Iran natural disaster survivors plead for help as toll rises

Iran natural disaster survivors plead for help as toll rises

The death toll in the devastating 7.3-magnitude quake that struck Iran in a region bordering Iraq has reached 540, with thousands of Iranians struggling to cope without basic necessities and making desperate pleas for help. Tens of thousands of people are still desperately in need of help and survivors in the most remote parts of Iran are complaining about the slow pace of the relief effort. "The authorities should speed up their help", she said.
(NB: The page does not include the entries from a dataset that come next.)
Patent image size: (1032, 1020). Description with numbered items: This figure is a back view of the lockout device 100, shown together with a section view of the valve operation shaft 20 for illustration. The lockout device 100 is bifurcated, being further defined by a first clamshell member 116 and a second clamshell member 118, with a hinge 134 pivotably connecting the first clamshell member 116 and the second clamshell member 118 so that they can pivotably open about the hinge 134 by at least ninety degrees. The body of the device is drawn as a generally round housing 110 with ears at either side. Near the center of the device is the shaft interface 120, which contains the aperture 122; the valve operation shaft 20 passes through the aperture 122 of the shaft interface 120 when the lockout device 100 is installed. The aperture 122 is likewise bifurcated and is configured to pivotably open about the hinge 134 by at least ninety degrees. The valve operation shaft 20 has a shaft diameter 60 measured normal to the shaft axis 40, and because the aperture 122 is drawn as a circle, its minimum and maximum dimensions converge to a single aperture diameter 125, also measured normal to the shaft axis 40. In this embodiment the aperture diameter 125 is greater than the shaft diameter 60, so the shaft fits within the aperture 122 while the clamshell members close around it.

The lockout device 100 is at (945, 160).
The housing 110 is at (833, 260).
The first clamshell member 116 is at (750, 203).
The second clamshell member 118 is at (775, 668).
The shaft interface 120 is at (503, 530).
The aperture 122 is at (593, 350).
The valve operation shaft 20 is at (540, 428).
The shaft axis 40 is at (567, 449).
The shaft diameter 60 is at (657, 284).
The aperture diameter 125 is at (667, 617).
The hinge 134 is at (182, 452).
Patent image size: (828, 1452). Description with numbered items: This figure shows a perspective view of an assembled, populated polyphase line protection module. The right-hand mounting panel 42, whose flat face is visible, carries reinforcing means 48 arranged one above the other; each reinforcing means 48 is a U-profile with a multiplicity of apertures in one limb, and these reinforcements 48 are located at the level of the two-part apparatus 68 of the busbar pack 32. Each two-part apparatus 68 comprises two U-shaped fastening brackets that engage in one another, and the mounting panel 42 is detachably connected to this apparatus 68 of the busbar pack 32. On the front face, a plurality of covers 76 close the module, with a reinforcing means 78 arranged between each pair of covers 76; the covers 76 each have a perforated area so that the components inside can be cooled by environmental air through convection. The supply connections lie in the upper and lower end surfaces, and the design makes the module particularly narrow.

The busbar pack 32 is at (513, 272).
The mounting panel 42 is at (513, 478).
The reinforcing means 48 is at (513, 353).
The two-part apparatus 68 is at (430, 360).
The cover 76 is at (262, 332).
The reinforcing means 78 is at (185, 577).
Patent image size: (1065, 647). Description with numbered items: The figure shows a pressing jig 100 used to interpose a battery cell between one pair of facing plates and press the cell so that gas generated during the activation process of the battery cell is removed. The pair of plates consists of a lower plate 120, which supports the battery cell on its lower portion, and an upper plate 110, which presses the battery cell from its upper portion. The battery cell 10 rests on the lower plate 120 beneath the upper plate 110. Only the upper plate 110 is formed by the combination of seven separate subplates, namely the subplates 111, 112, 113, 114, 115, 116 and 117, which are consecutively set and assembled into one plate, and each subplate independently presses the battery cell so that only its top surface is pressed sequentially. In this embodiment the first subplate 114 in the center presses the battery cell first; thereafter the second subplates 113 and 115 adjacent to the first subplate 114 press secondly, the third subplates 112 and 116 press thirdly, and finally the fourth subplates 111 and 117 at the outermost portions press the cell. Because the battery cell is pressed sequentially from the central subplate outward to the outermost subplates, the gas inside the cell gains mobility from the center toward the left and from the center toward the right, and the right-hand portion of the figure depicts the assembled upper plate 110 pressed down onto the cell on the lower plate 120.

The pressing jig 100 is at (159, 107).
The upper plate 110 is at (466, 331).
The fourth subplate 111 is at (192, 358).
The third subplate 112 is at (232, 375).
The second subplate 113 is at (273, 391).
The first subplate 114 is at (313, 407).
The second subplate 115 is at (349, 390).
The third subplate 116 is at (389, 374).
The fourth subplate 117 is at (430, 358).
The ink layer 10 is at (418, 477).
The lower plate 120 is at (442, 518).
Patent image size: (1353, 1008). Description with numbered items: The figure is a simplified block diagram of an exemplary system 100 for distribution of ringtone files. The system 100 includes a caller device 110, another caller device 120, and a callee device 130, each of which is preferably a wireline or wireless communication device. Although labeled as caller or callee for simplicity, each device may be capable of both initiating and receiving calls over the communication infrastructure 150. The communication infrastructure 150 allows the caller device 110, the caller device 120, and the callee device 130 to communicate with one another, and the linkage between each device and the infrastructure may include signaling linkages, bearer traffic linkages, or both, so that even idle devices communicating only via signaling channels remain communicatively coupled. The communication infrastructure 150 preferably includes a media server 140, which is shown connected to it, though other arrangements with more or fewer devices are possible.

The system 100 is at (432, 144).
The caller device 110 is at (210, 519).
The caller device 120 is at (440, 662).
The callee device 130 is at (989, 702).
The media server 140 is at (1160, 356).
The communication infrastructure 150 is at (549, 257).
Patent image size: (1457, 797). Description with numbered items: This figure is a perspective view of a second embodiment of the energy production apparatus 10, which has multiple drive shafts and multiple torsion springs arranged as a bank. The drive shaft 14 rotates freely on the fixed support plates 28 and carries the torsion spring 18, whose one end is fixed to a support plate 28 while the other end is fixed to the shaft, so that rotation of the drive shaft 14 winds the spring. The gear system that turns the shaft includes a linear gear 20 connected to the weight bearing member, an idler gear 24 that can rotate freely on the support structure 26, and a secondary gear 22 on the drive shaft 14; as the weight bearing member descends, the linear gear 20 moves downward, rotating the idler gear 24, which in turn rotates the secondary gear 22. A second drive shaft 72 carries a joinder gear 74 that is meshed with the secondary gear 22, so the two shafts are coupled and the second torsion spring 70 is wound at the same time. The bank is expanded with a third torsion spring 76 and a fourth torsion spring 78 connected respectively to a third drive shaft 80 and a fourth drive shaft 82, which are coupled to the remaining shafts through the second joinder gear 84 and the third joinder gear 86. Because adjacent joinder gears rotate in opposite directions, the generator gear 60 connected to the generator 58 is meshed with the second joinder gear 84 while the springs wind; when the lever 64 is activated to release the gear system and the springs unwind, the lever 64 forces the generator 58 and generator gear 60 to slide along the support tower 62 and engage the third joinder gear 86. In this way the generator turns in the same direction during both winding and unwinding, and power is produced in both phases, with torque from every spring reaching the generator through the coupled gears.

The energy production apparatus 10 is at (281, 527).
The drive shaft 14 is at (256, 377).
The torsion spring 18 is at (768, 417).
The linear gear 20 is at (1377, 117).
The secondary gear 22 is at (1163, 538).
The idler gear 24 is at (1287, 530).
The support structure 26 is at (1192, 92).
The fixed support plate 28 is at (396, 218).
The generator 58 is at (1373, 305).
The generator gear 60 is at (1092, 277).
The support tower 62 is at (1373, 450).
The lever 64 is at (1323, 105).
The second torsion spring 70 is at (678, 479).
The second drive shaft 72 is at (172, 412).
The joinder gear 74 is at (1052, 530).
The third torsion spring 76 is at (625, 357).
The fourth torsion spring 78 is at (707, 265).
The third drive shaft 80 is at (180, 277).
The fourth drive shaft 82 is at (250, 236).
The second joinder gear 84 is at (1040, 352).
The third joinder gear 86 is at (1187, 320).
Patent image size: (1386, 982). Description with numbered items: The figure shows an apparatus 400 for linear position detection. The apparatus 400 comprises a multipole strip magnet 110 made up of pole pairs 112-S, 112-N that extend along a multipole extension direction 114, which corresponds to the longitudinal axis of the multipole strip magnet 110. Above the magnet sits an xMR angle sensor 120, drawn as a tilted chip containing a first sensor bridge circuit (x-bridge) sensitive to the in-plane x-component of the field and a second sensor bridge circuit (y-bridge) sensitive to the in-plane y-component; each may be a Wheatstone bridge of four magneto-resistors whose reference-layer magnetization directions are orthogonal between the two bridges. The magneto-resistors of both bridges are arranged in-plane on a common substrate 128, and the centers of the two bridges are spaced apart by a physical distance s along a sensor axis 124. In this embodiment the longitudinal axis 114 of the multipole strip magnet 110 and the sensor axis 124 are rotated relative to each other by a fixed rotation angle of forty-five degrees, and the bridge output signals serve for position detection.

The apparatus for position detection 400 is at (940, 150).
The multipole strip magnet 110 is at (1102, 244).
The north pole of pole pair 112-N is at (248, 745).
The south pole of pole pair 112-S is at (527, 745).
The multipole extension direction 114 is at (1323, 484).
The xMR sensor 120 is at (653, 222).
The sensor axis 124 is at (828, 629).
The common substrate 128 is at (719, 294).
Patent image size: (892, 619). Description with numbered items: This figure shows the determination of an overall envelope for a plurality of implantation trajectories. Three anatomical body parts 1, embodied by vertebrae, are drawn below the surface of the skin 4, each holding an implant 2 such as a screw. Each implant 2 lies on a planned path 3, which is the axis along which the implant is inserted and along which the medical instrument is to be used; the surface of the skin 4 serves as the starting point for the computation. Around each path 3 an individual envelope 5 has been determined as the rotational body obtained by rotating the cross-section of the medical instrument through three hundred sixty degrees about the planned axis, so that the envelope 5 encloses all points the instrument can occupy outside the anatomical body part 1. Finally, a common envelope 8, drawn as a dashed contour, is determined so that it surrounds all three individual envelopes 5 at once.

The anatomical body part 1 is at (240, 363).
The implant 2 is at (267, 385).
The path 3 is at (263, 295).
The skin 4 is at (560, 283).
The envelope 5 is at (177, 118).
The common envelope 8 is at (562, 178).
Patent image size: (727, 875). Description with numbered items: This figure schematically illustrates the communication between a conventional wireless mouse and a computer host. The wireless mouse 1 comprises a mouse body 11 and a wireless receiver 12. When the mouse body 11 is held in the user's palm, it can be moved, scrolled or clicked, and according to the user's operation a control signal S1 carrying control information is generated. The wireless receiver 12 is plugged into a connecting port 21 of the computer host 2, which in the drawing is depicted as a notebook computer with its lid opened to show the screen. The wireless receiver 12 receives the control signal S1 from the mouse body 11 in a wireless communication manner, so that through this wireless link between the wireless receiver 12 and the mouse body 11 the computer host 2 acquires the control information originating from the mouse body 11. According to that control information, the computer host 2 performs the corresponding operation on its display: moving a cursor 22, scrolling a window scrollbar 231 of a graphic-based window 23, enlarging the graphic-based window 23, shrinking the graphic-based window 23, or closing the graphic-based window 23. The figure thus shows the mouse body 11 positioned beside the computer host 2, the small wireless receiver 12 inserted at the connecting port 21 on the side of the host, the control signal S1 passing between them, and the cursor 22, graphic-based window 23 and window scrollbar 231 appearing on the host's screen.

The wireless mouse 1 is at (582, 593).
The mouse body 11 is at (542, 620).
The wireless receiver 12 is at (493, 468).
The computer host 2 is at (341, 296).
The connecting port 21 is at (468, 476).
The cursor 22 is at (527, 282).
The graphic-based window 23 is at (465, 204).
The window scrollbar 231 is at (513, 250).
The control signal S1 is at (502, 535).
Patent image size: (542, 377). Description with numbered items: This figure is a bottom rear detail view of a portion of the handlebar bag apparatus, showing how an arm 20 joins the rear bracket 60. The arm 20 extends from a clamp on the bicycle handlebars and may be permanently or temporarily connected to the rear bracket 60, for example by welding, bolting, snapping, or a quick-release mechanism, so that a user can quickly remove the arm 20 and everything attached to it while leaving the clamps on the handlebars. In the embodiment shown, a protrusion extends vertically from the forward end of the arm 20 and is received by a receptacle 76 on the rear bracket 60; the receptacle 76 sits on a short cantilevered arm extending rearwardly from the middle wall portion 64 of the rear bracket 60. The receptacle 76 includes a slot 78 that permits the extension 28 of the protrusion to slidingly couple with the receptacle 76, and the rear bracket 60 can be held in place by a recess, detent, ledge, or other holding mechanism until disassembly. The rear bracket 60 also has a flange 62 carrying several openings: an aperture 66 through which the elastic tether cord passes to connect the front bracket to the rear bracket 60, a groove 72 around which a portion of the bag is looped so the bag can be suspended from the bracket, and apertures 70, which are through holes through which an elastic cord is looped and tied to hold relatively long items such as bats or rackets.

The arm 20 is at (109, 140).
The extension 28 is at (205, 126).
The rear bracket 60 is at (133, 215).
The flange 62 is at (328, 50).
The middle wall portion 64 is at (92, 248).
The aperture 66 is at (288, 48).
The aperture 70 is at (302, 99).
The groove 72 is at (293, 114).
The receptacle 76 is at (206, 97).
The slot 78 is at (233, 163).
The epicentre lay 30km (18 miles) south of Halabja in Iraq, but nearly all of the casualties occurred in Iran's Kurdish heartland, in the country's marginalised north-west.

The Iranian army, the elite Revolutionary Guards and forces of its affiliated Basij militia were dispatched to affected areas on Sunday night.

One of the region's worst quakes struck Bam in Iran in 2003 and killed at least 31,000 people.

The most extensive damage in Iraq occurred in the town of Darbandikhan in the country's Kurdish region. The cities of Qasr-e Shirin, Azgeleh, Sarpol-e Zahab and Dalahou-all in Kermanshah-were the most severely impacted.

In a televised interview on Monday, IRGC Commander Major General Mohammad Ali Jafari said his forces are working in close cooperation with the Army to help victims of the massive quake in western Iran. But by Tuesday morning Iranian officials said there was no longer any likelihood of finding survivors and called the rescue off.

At least 7,460 people were injured during the quake, which hit seven big cities and 1,950 villages in the province.

Hospitals in nearby provinces took in numerous injured, state television said, airing footage of survivors waiting to be treated. Numerous villages affected by quake were very remote and hard to reach, said Bagheri.

Meantime, five groups of injured people were transferred to the Iranian capital, Tehran, on Monday to receive further treatments.

Some of the buildings, which were built by government-affiliated programs and "state-owned schemes", according to a statement from the Office of the President, collapsed or were badly damaged. We heard a few aid workers in Sarpol-e Zahab saying that those in the villages were already dead and nothing could be done for them.

"Search operations are reaching their end, with teams constantly monitoring the situation to know if there are still people to extract from the rubble", Behnam Saidi, the spokesman for a crisis unit set up to handle the response to the quake, told state television. I can not even go there.